A farm is a slow-moving vessel, like an oil tanker. Changing direction almost has to happen before you have enough information to chart a new course. For example, at Terra Firma we actually have to purchase tomato seeds in December and get them to the nursery by New Year’s Day in order to have plants ready in March. So most years, deciding to make changes in our tomato field for the coming year has to happen while we are still harvesting tomatoes. By the time the season is over, we have mostly made our plans for the next one.
We don’t make drastic decisions easily, such as giving up on a crop entirely.
But in a world where the climate is quickly changing over one decade or even less, it is starting to feel like two or three years of data are becoming enough to point to a trend. Some farmers are getting very adventurous about the new opportunities created by a warming planet: a number of growers on the Central Coast are now planting coffee plants under their avocado trees and a nursery has sprung up to grow the trees (bushes, actually).

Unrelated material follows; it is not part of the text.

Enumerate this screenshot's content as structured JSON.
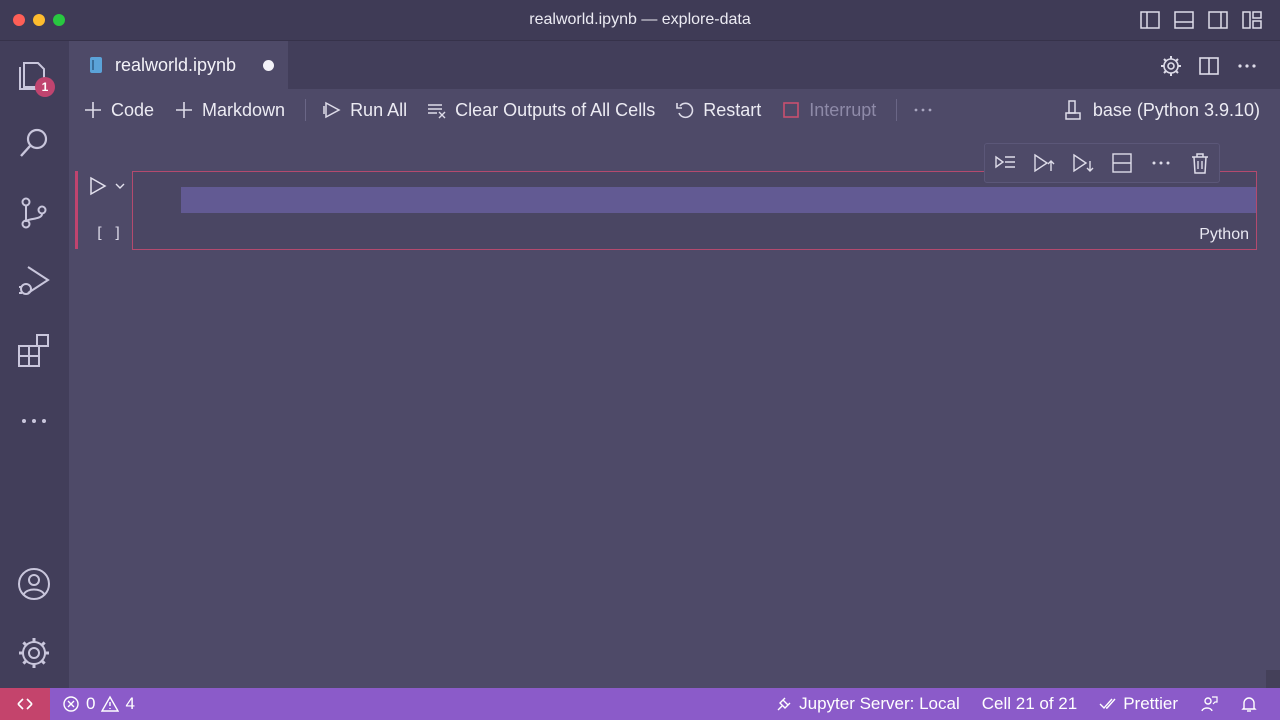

For many years, we have held to a set of “last planting dates” in the fall for most of the crops we grow in the winter here. The dates are different for different crops, but in our experience, planting any later in the winter yields nothing but stunted plants that don’t ever produce a crop. Plants grow very slowly when it’s cold, cloudy and wet. However, with 2015 giving us the second “Juneary” in a row — Januarys with sunshine, record high temperatures and little rain — we are starting to question those assumptions.
Seven of the last ten Januarys have been (relatively) warm and dry. Contrast that with historical data that shows January to be the wettest month of the year on average. On a human-scale timeline, that’s a pretty clear trend.
Almost all of our crops are running as much as six weeks ahead of schedule this season. It’s not a problem for a crop like kale, which continues to produce new leaves all winter. But for plants like broccoli, cabbage and carrots it means we may run out too soon. Meanwhile, spinach that we planted after Thanksgiving is almost ready to harvest. Just a few years ago, spinach planted on that date was not ready to pick until March.
But warm and dry weather is only half the story. Severe, damaging freezes are also hitting Northern California far more frequently than they used to — three out of five years by our reckoning.
Will the winters of 2014 and 2015 be harbingers of the future or anomalies? This is what we are talking about right now at the farm — or what we would be talking about, if we weren’t so busy thanks to the warm and dry weather.